Resolution of underlying urinary tract anomalies prior to kidney transplantation in patients with end stage renal disease (ESRD) secondary to uropathy, has been historically supported under the argument that this would help prevent infectious complications and graft loss. We propose to perform earlier kidney transplantation with a transient vesicostomy, deferring resolution of the uropathy to the post-transplantation period. The aim of this study was to evaluate the outcomes of kidney transplantation in children with a vesicostomy. A retrospective, multicenter study was performed including all patients under 18 years of age who underwent kidney transplantation with a vesicostomy, between January 2005 and December 2020 and had at least one year of follow up.

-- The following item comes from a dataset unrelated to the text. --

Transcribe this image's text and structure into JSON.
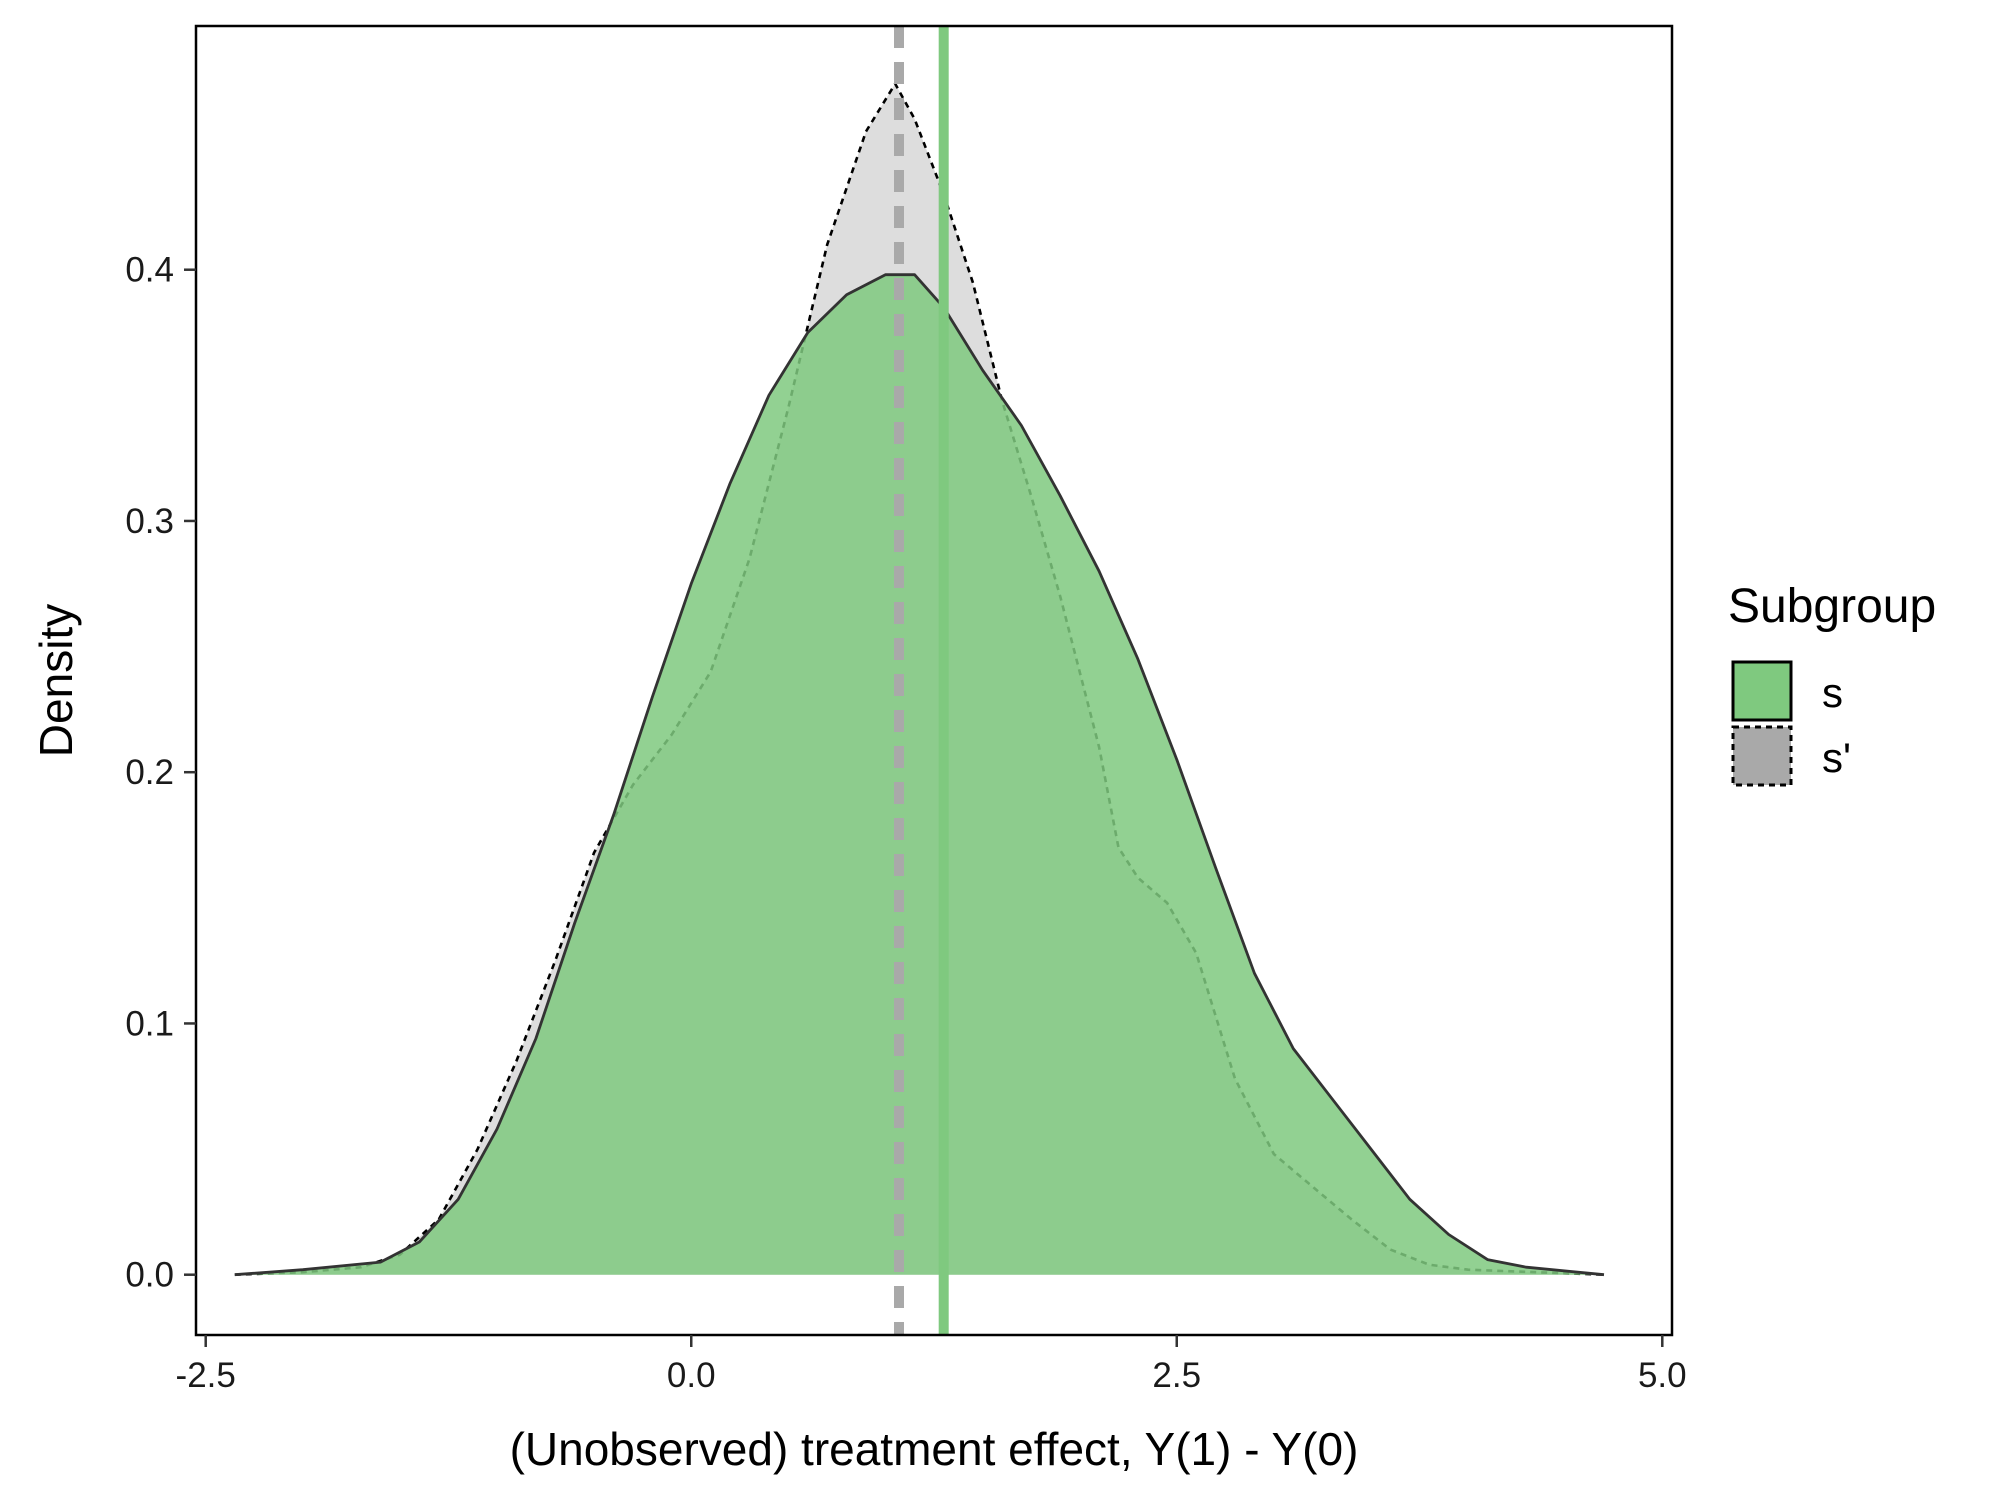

Data related with the indication and timing of vesicostomy, time until transplantation, post-transplantation complications, urinary tract infections (UTI) and graft survival rate were collected. Of the 758 transplantations performed in the study period, 16 patients met the inclusion criteria. Mean age at transplantation was 58 months (range 20-151), and mean weight was 13.5Kg (range 8.4-20). Mean time from vesicostomy to kidney transplantation was 30 months (range 0-70). There were 2 (12.5%) ureteral complications that required reoperation. Eighteen episodes of UTI were identified in 8 patients (50%), accounting for 0.4 UTIs per patient-year of follow-up. UTIs did not lead to graft loss in any of the cases. Urinary tract reconstruction was performed in 5 patients (31.3%) at an interval of 1-91 months post-transplantation. After a mean follow-up of 44.8 months (range 13-200) from transplantation, patients with vesicostomy had a mean creatinine clearance of 86.6ml/min/1.73m2, with a mean serum creatinine level of 0.6mg/dl. Graft survival rate was 100%. Early kidney transplantation into a vesicostomy permits a resolution of the ESRD, avoiding deleterious effects related to dialysis. With a low rate of UTIs, we found no graft loss due to infectious complications. This strategy permits careful planning and better timing for the urinary tract reconstruction without delaying kidney transplantation. Kidney transplantation in pediatric patients with vesicostomy seems to be a safe and effective strategy. UTI rate was similar to that reported in the literature of patients with corrected urinary anomalies undergoing kidney transplantation without urinary diversion.